Continua la costruzione del Nemico Pubblico Notav
Ci troviamo a commentare l’ennesima notizia utile alla costruzione del nemico pubblico notav, dove riuscire a costruire una percezione di pericolosità elevata fa buon gioco alla magistratura. Più volte abbiamo reso pubbliche le condizioni in cui avvengono i processi sia al palazzo di giustizia, sia all’interno dell’aula bunker del carcere Lorusso e Cotugno. Edifici presidiati all’interno e all’esterno, o processi blindati all’interno di un carcere come solo negli anni 80 avveniva. I notav sono pericolosi, sono terroristi, sono un qualcosa che deve ricordare le paure dell’opinione pubblica.

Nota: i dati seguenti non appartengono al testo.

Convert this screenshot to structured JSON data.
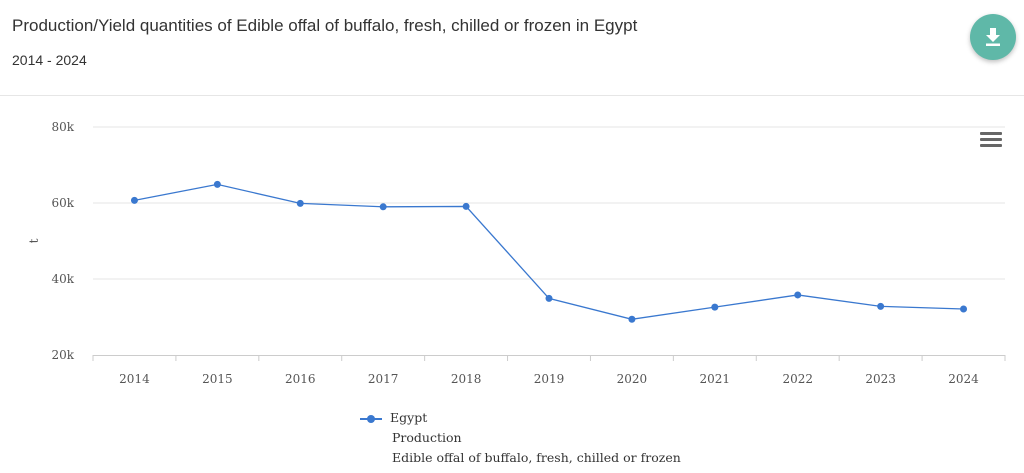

Tutto questo non per fatti specifici avvenuti con un tasso di pericolosità tale, ma solo per poter realizzare un’opera assolutamente contrastata dalla popolazione del territorio e da chiunque abbia un minimo di buon senso per comprenderne l’inutilità e l’enorme spreco di denaro pubblico.I nostri processi vengono imbastiti in questo clima al quale si aggiunge l”informazione, che lavora nei giorni precedenti e successivi per enfatizzare ogni mossa dei due pm con l’elmetto, emettendo giudizi e condanne ancor prima di arrivare in aula.
Ora è il turno del processo ai 4 notav in carcere con l’assurda accusa di terrorismo: verranno processati il 22 maggio nell’aula bunker del carcere delle Vallette, in corte d’assise con una giuria popolare e togata. Oggi Repubblica, evidentemente imbeccata dalla procura, pubblica un articolo nel quale si annuncia la scorta per la giuria popolare, per i pm (che già ce l’hanno) e per chiunque debba presenziare in quell’aula e non sia notav. L’articolo si apre con la frase “Giudici popolari sotto scorta, in un clima che ricorda quello degli anni di piombo“, ed è proprio questo il senso di chi ha imbeccato l’articolo.

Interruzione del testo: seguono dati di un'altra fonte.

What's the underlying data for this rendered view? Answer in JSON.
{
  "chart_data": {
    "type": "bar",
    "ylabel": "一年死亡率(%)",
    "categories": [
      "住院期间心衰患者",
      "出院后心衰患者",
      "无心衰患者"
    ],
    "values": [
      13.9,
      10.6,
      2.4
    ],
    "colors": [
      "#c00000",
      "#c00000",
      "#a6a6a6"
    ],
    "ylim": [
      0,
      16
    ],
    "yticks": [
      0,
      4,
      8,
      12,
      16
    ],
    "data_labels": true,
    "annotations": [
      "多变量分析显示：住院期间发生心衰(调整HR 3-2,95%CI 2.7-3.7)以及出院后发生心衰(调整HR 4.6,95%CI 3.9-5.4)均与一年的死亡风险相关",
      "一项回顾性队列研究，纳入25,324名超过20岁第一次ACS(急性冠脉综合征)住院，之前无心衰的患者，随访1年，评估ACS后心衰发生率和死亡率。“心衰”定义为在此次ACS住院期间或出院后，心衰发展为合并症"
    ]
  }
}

Si vuole quel clima per poter sconfiggere i notav, per poter agire più liberamente con condanne esemplari e con metodi e modi che sono propri dell’emergenza. Ecco si vuole l’emergenza, anche se questa non sussiste.
E’ molto grave il clima che si sta creando a senso unico, perchè è palese che serva a influenzare il processo e la stessa giuria popolare che viene messa sotto scorta, coinvolgendola emotivamente nel prossimo giudizio.

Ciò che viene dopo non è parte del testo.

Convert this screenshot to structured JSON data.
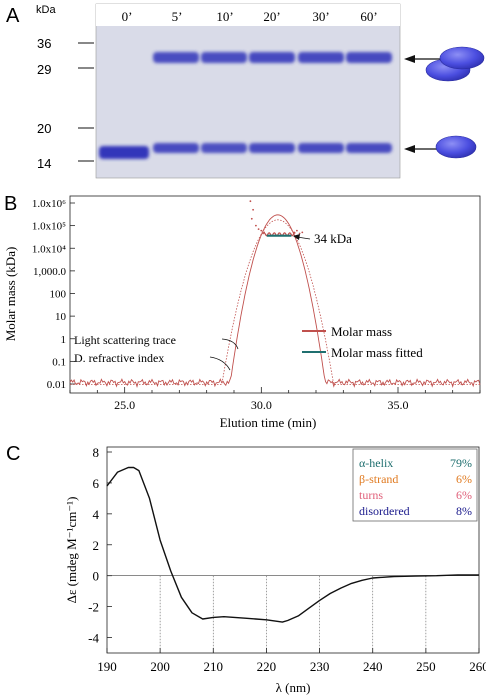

Giochi sporchi sulla pelle di Chiara, Claudio, Mattia e Niccolò che si trovano in carcere in sezioni di isolamento con un capo d’imputazione palesemente dopato. Del resto recentemente l’accusa di terrorismo è stata utilizzata in due casi, contro i notav e contro i secessionisti veneti, per i quali però l’accusa è caduta. Non sta a noi giudicare nè i “veneti” nè la procura di Brescia, ma sta di fatto che il danneggiamento di un compressore è giudicato ben più grave del “tanko” e dell’ideologia secessionista.
Non sarà forse che tutti e due i fatti non meritano quel tipo di accusa? Non sarà che fuori dai recinti territoriali della lobby del tav e della militarizzazione dei processi alcune accuse possono naturalmente cadere proprio perchè gonfiate?